The longest of the analysis' nine sections, headed "Explosives," describes a blast analysis of the likely impact of various types of bombs, and concluded that the largest of truck bombs would have led to the building's collapse, the Times report said.

The command center was destroyed during the September 11, 2001, attacks on the World Trade Center that also destroyed the twin towers in the seven-building complex.

Among the location's vulnerabilities was its history as a target, the report said. One of the World Trade Center's twin towers was attacked by truck bomb in 1993 that killed 6 people and injured more than 1,000.

Giuliani, currently campaigning in Florida for the Republican presidential nomination, has acknowledged some skepticism by the police about the choice, but characterized it as a dispute between government officials and departments, the Times said.

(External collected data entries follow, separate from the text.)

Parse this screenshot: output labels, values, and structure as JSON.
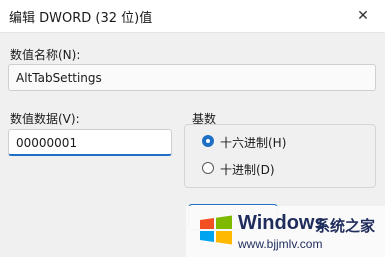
{
  "window": {
    "title": "编辑 DWORD (32 位)值",
    "close_glyph": "✕"
  },
  "value_name": {
    "label": "数值名称(N):",
    "value": "AltTabSettings"
  },
  "value_data": {
    "label": "数值数据(V):",
    "value": "00000001"
  },
  "base": {
    "title": "基数",
    "options": [
      {
        "label": "十六进制(H)",
        "selected": true
      },
      {
        "label": "十进制(D)",
        "selected": false
      }
    ]
  },
  "watermark": {
    "brand": "Windows",
    "cn": "系统之家",
    "url": "www.bjjmlv.com"
  },
  "colors": {
    "accent": "#1f6fc5",
    "background": "#f0f0f0"
  }
}
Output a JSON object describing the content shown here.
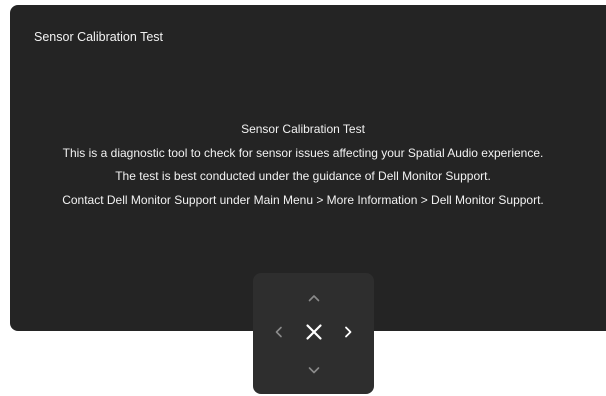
{
  "panel": {
    "title": "Sensor Calibration Test"
  },
  "message": {
    "lines": [
      "Sensor Calibration Test",
      "This is a diagnostic tool to check for sensor issues affecting your Spatial Audio experience.",
      "The test is best conducted under the guidance of Dell Monitor Support.",
      "Contact Dell Monitor Support under Main Menu > More Information > Dell Monitor Support."
    ]
  },
  "joystick": {
    "up_icon": "chevron-up-icon",
    "down_icon": "chevron-down-icon",
    "left_icon": "chevron-left-icon",
    "right_icon": "chevron-right-icon",
    "exit_icon": "close-icon"
  },
  "colors": {
    "panel_background": "#242424",
    "joystick_background": "#2e2e2e",
    "text": "#f2f2f2",
    "icon_dim": "#8a8a8a",
    "icon_bright": "#ffffff"
  }
}
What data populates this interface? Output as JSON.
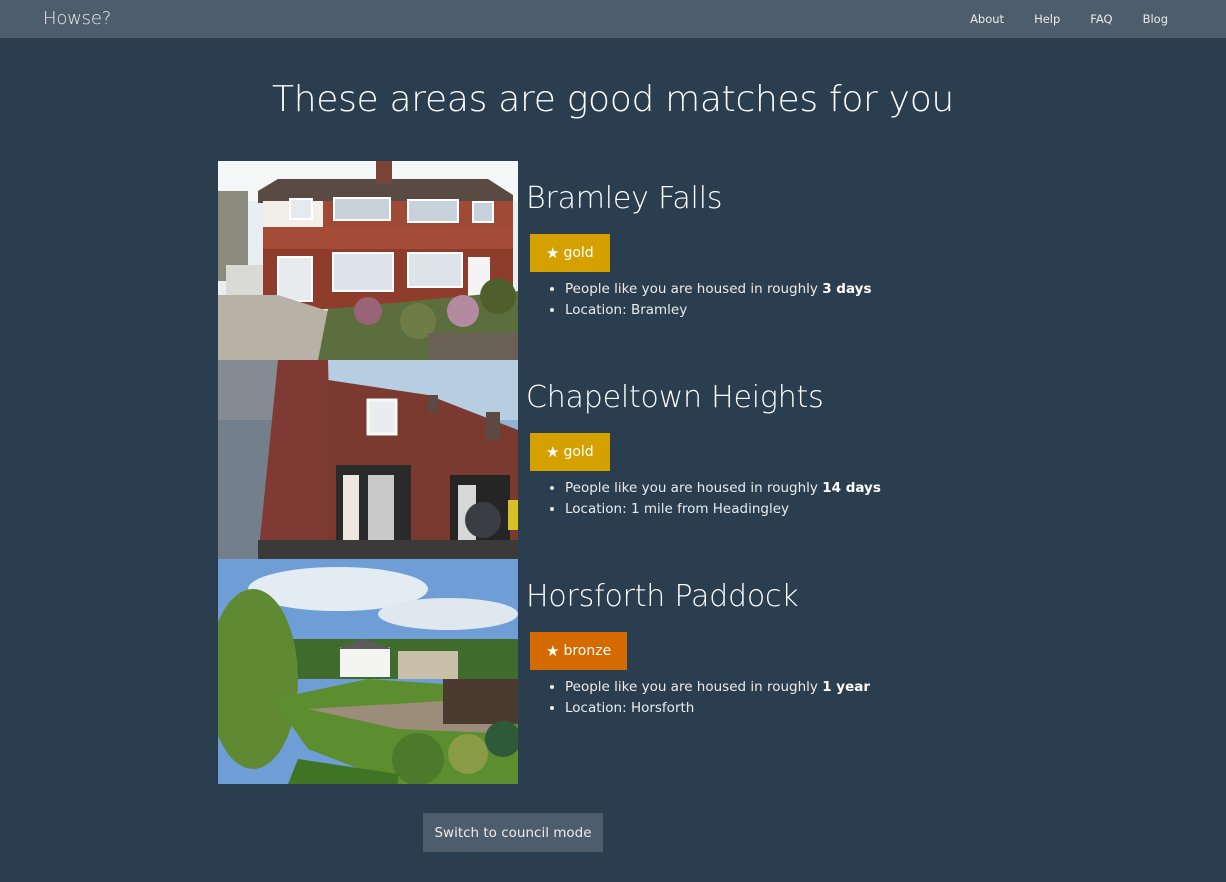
{
  "navbar": {
    "brand": "Howse?",
    "links": [
      "About",
      "Help",
      "FAQ",
      "Blog"
    ]
  },
  "page": {
    "title": "These areas are good matches for you"
  },
  "matches": [
    {
      "name": "Bramley Falls",
      "badge": {
        "label": "gold",
        "color": "#d4a100"
      },
      "housed_prefix": "People like you are housed in roughly",
      "housed_time": "3 days",
      "location": "Location: Bramley"
    },
    {
      "name": "Chapeltown Heights",
      "badge": {
        "label": "gold",
        "color": "#d4a100"
      },
      "housed_prefix": "People like you are housed in roughly",
      "housed_time": "14 days",
      "location": "Location: 1 mile from Headingley"
    },
    {
      "name": "Horsforth Paddock",
      "badge": {
        "label": "bronze",
        "color": "#d46a00"
      },
      "housed_prefix": "People like you are housed in roughly",
      "housed_time": "1 year",
      "location": "Location: Horsforth"
    }
  ],
  "buttons": {
    "council_mode": "Switch to council mode"
  },
  "colors": {
    "background": "#2b3e50",
    "navbar": "#4e5d6c",
    "gold": "#d4a100",
    "bronze": "#d46a00"
  }
}
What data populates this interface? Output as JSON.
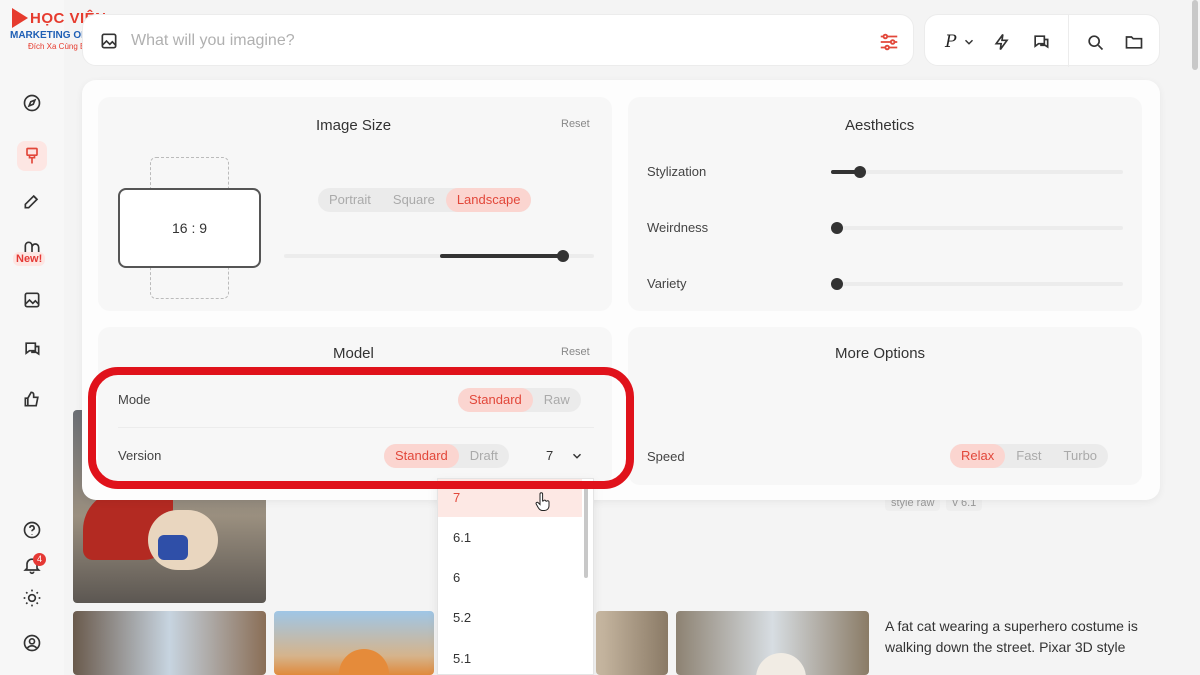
{
  "logo": {
    "line1": "HỌC VIỆN",
    "line2": "MARKETING ONLINE",
    "line3": "Đích Xa Cùng Bạn"
  },
  "prompt": {
    "placeholder": "What will you imagine?"
  },
  "toolbar": {
    "personalize_label": "P"
  },
  "sidebar": {
    "new_badge": "New!",
    "notification_count": "4"
  },
  "image_size": {
    "title": "Image Size",
    "reset": "Reset",
    "ratio": "16 : 9",
    "orientations": [
      "Portrait",
      "Square",
      "Landscape"
    ],
    "selected_orientation": "Landscape"
  },
  "aesthetics": {
    "title": "Aesthetics",
    "sliders": [
      {
        "label": "Stylization",
        "value_fraction": 0.1
      },
      {
        "label": "Weirdness",
        "value_fraction": 0.0
      },
      {
        "label": "Variety",
        "value_fraction": 0.0
      }
    ]
  },
  "model": {
    "title": "Model",
    "reset": "Reset",
    "mode_label": "Mode",
    "mode_options": [
      "Standard",
      "Raw"
    ],
    "version_label": "Version",
    "version_options": [
      "Standard",
      "Draft"
    ],
    "version_value": "7"
  },
  "more_options": {
    "title": "More Options",
    "speed_label": "Speed",
    "speed_options": [
      "Relax",
      "Fast",
      "Turbo"
    ]
  },
  "version_dropdown": {
    "items": [
      "7",
      "6.1",
      "6",
      "5.2",
      "5.1"
    ],
    "selected": "7"
  },
  "gallery": {
    "tags": [
      "style raw",
      "v 6.1"
    ],
    "caption": "A fat cat wearing a superhero costume is walking down the street. Pixar 3D style"
  },
  "colors": {
    "accent": "#e2473a",
    "accent_bg": "#fbd5d0",
    "annotation": "#e0121b"
  }
}
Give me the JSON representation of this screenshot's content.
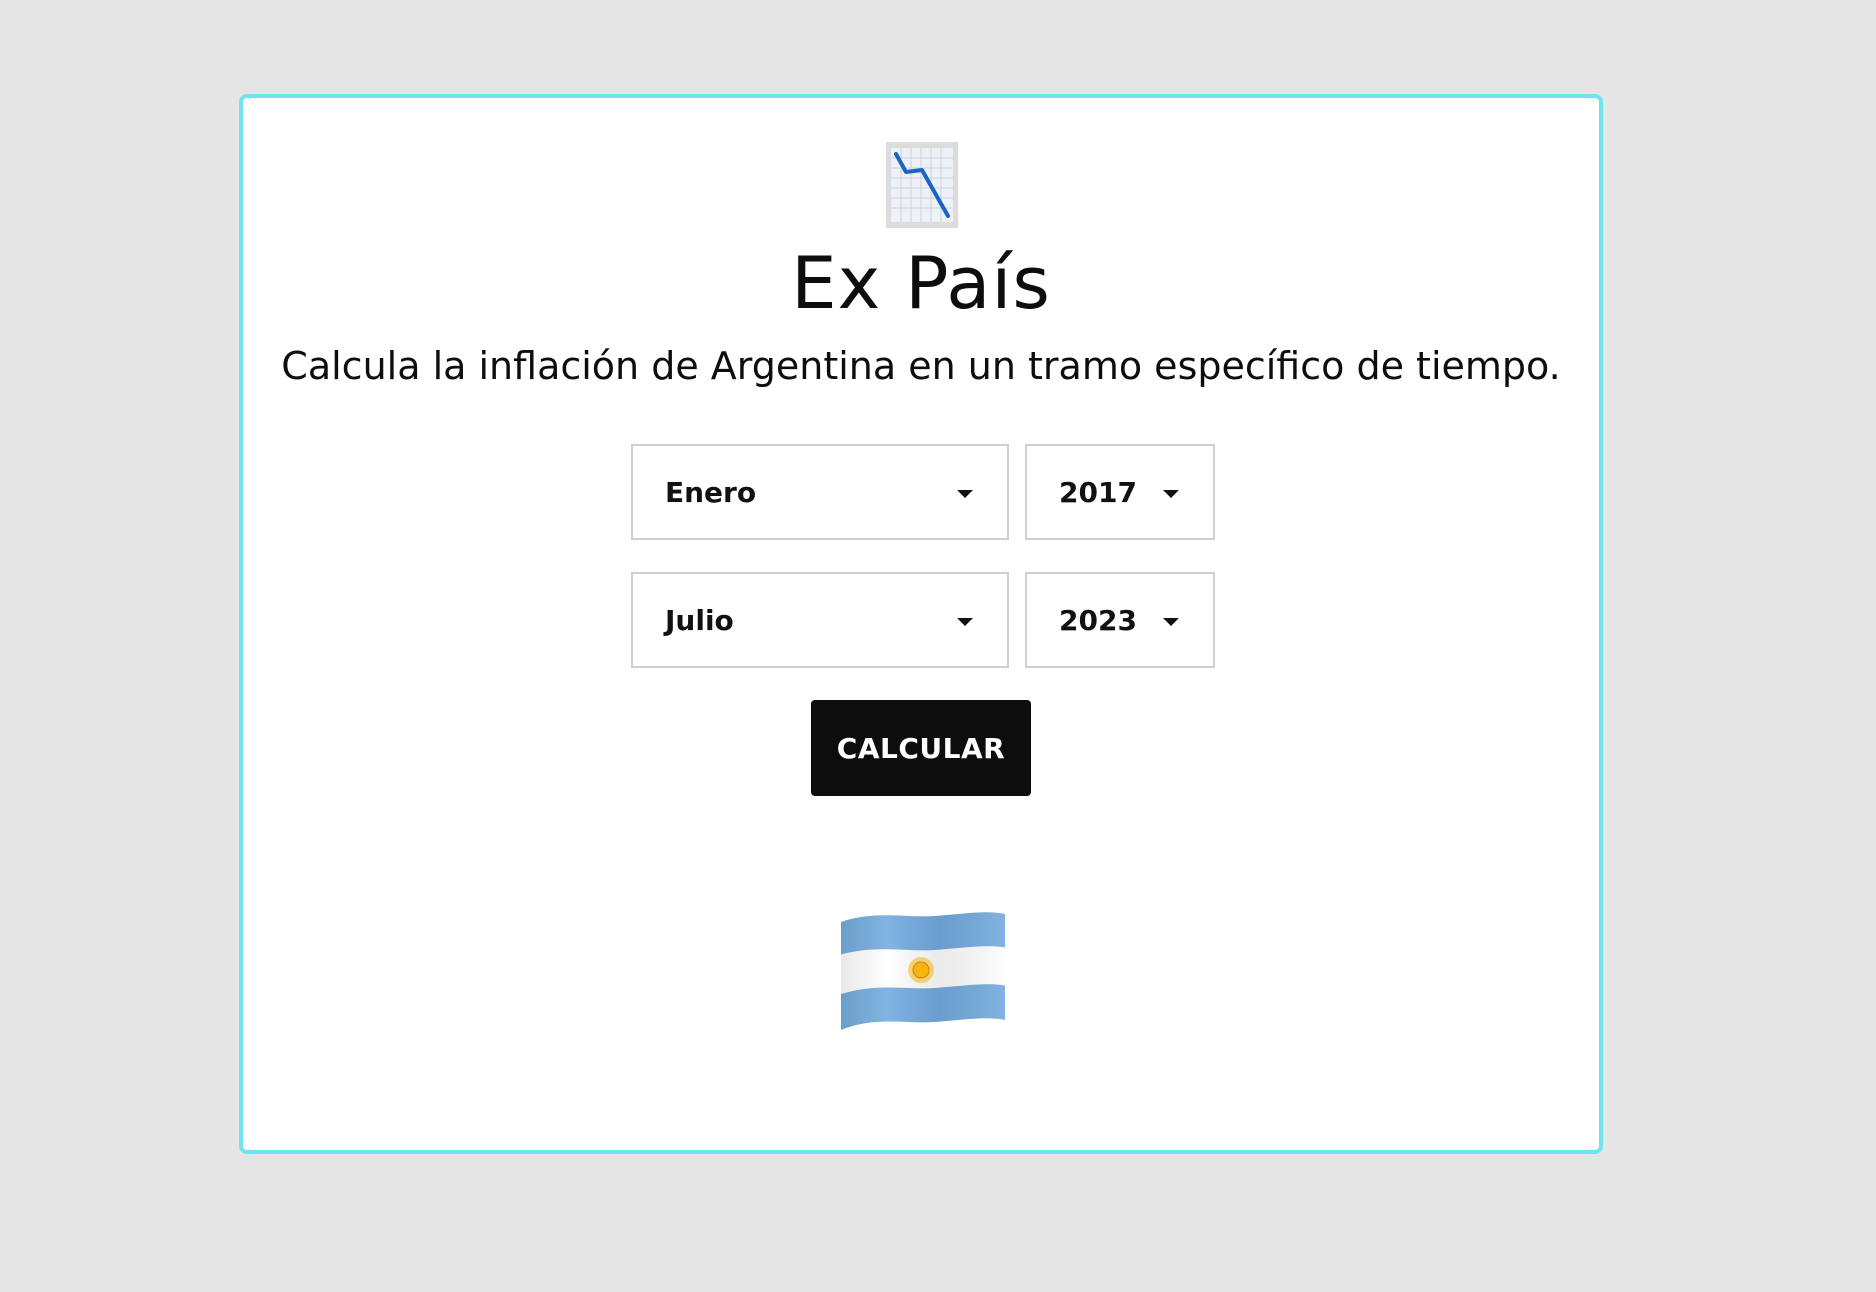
{
  "app": {
    "title": "Ex País",
    "subtitle": "Calcula la inflación de Argentina en un tramo específico de tiempo."
  },
  "icons": {
    "header": "chart-decreasing-icon",
    "footer": "argentina-flag-icon"
  },
  "colors": {
    "background": "#e5e5e5",
    "card_border": "#6fe3ee",
    "button_bg": "#0d0d0d",
    "button_text": "#ffffff",
    "flag_blue": "#74acdf",
    "sun": "#f6b40e"
  },
  "form": {
    "start": {
      "month": "Enero",
      "year": "2017"
    },
    "end": {
      "month": "Julio",
      "year": "2023"
    },
    "submit_label": "CALCULAR"
  }
}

"This group's finding is that the security of the proposed O.E.M. Command Center cannot be reasonably guaranteed," the July 1998 memo to the city's police commissioner concluded.

The Times said it obtained the document from a law enforcement official who it noted was not affiliated with any rival political campaign.

The memorandum was provided to The New York Times by a law enforcement official not affiliated with a rival political campaign.

Giuliani's campaign declined to answer questions about the memo but spokeswoman Maria Comella said the former mayor's administration had considered 50 different sites and examined varying factors before choosing the site. "This is one memo out of a variety of memos that were presented," she told the Times.